Pas seulement parce que ce serait stratégiquement naïf de se réjouir. On ne fait que gagner un peu de temps. Sinwar tombé devient une icône en face. Un autre prendra la relève. Ça ne résout pas le problème.
Mais aussi parce qu’il en va, plus prosaïquement, d’un pragmatisme qui nous sauvera peut-être, à terme, de la violence de l’homme sur l’homme. Et cette éthique prosaïque, c’est le cœur de la Torah.
Bien avant l’humanisme individualiste des Lumières d’un Tocqueville ou d’un Rousseau, le Talmud nous l’enseignait à travers la bouche de Hillell (Shabbat 31a):
“Ce qui t’es détestable, ne le fais pas à autrui.”
Dans quel contexte Hillel dit-il cela?
En réponse à un goy, un non-Juif venu le défier de résumer toute la Torah “sur un pied”, c’est-à-dire en un temps très court.
Et voici comment Hillel résume l’éthique biblique, et l’ethos juif.
Rabbi Akiva fera un pas plus loin en nous enjoignant d’“aimer notre prochain comme nous-mêmes.”
Mais avant cela, au moins cela: le degré minimum de l’éthique.
Ne pas faire ce qu’on ne voudrait pas qu’on nous fasse.
Nous avons détesté voir nos morts profanés.
Alors pourquoi les médias israéliens montrent-ils ce soir en boucle de multiples photos, parfois en gros plan, du visage gris de Sinwar mort sous les décombres?
Je comprends l’effet cathartique.
Bien sûr je le comprends.
Peut-être même que nos médias veulent ce soir donner à chacun d’entre nous une forme de satisfaction de voir, enfin, voir, de nos yeux, le monstre abattu.
Mais se réjouir?
La mort du monstre nous a-t -elle ramené Naama?
Et Omer? Et Kfir, et ses parents et son frère? Et tous les autres?
D’un point de vue militaire, stratégique et, il faut le dire, moral, en cette date hautement symbolique du premier jour de Souccot, la mort de Sinwar apparaît presque comme un miracle.
Un soulagement immense.
Un sentiment de justice faite.
Et surtout, un début d’espoir. On savait qu’avec lui au leadership, aucun nouvel accord de libération des otages ne serait fait.

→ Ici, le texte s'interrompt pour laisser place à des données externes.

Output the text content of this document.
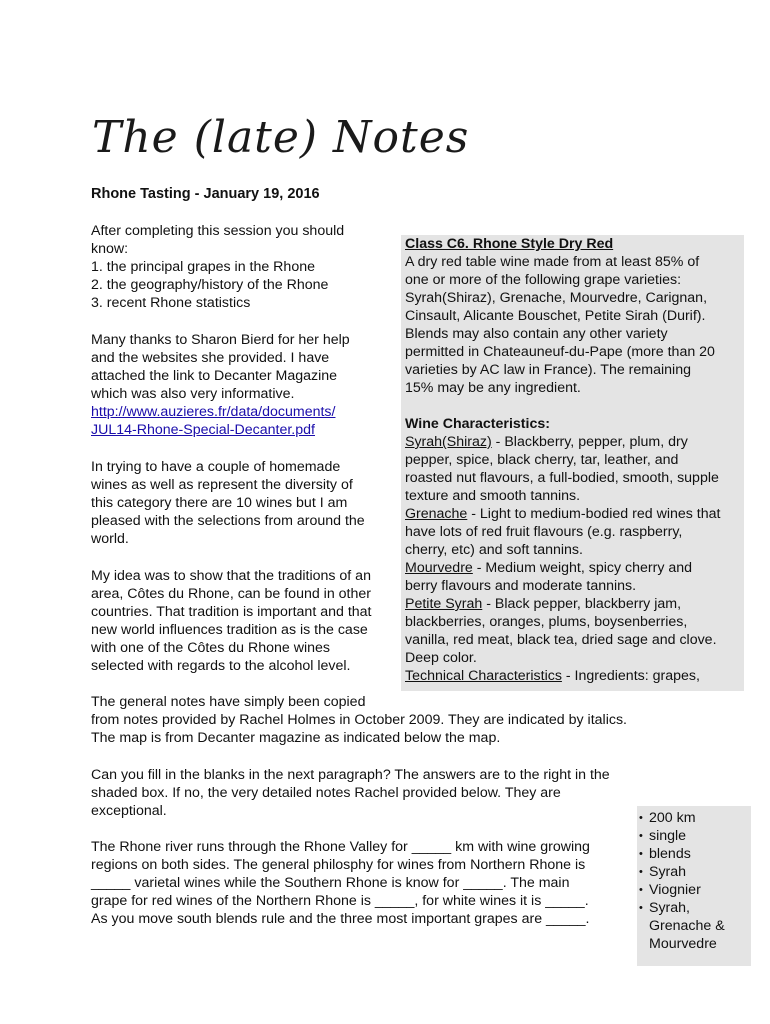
The (late) Notes

Rhone Tasting - January 19, 2016

After completing this session you should
know:
1. the principal grapes in the Rhone
2. the geography/history of the Rhone
3. recent Rhone statistics
Many thanks to Sharon Bierd for her help
and the websites she provided. I have
attached the link to Decanter Magazine
which was also very informative.
http://www.auzieres.fr/data/documents/
JUL14-Rhone-Special-Decanter.pdf
In trying to have a couple of homemade
wines as well as represent the diversity of
this category there are 10 wines but I am
pleased with the selections from around the
world.
My idea was to show that the traditions of an
area, Côtes du Rhone, can be found in other
countries. That tradition is important and that
new world influences tradition as is the case
with one of the Côtes du Rhone wines
selected with regards to the alcohol level.
The general notes have simply been copied
from notes provided by Rachel Holmes in October 2009. They are indicated by italics.
The map is from Decanter magazine as indicated below the map.
Can you fill in the blanks in the next paragraph? The answers are to the right in the
shaded box. If no, the very detailed notes Rachel provided below. They are
exceptional.
The Rhone river runs through the Rhone Valley for _____ km with wine growing
regions on both sides. The general philosphy for wines from Northern Rhone is
_____ varietal wines while the Southern Rhone is know for _____. The main
grape for red wines of the Northern Rhone is _____, for white wines it is _____.
As you move south blends rule and the three most important grapes are _____.
Class C6. Rhone Style Dry Red
A dry red table wine made from at least 85% of
one or more of the following grape varieties:
Syrah(Shiraz), Grenache, Mourvedre, Carignan,
Cinsault, Alicante Bouschet, Petite Sirah (Durif).
Blends may also contain any other variety
permitted in Chateauneuf-du-Pape (more than 20
varieties by AC law in France). The remaining
15% may be any ingredient.

Wine Characteristics:
Syrah(Shiraz) - Blackberry, pepper, plum, dry
pepper, spice, black cherry, tar, leather, and
roasted nut flavours, a full-bodied, smooth, supple
texture and smooth tannins.
Grenache - Light to medium-bodied red wines that
have lots of red fruit flavours (e.g. raspberry,
cherry, etc) and soft tannins.
Mourvedre - Medium weight, spicy cherry and
berry flavours and moderate tannins.
Petite Syrah - Black pepper, blackberry jam,
blackberries, oranges, plums, boysenberries,
vanilla, red meat, black tea, dried sage and clove.
Deep color.
Technical Characteristics - Ingredients: grapes,
• 200 km
• single
• blends
• Syrah
• Viognier
• Syrah, Grenache & Mourvedre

Sinwar défait après que les autres leaders du Hamas aient été démantelés un à un, qui à Gaza, qui au Liban, qui en Iran, cette nouvelle victoire marque un tournant dans cette guerre sordide.
Le forum des familles des otages, qui vient de publier une déclaration en réponse à la nouvelle, nous le rappelle: c’est cela qui compte, et ce tournant est fragile.

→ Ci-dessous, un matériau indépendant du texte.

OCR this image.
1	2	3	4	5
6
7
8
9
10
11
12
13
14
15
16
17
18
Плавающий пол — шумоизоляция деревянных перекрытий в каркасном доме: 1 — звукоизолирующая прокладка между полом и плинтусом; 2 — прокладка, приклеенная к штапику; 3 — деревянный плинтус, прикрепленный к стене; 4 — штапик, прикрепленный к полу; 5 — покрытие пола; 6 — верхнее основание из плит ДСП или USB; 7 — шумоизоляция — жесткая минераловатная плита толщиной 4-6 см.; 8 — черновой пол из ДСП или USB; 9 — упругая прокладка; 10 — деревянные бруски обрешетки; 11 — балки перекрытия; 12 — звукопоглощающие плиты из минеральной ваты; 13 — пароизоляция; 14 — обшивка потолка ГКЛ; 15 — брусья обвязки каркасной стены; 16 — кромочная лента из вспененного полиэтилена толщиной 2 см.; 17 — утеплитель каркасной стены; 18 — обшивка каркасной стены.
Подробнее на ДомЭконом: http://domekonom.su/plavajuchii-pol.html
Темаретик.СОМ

Il pourrait même, dans la panique provoquée chez Hamas, mettre la vie des otages en danger, si on n’agit pas avec beaucoup de finesse, tout de suite.
Soudain, en ce temps de guerre et de fête, le bel ordonnancement du temps par Kohelet (l’Ecclésiaste) devient contrarié, et les pistes brouillées.
À Souccot, ce temps de transition, de soulagement et de réjouissance, on lit Kohelet. La sagesse attribuée au roi Salomon (chap 3) nous rappelle l’importance de séparer les choses:
Il y a un temps pour tout, et chaque chose a son heure sous le ciel.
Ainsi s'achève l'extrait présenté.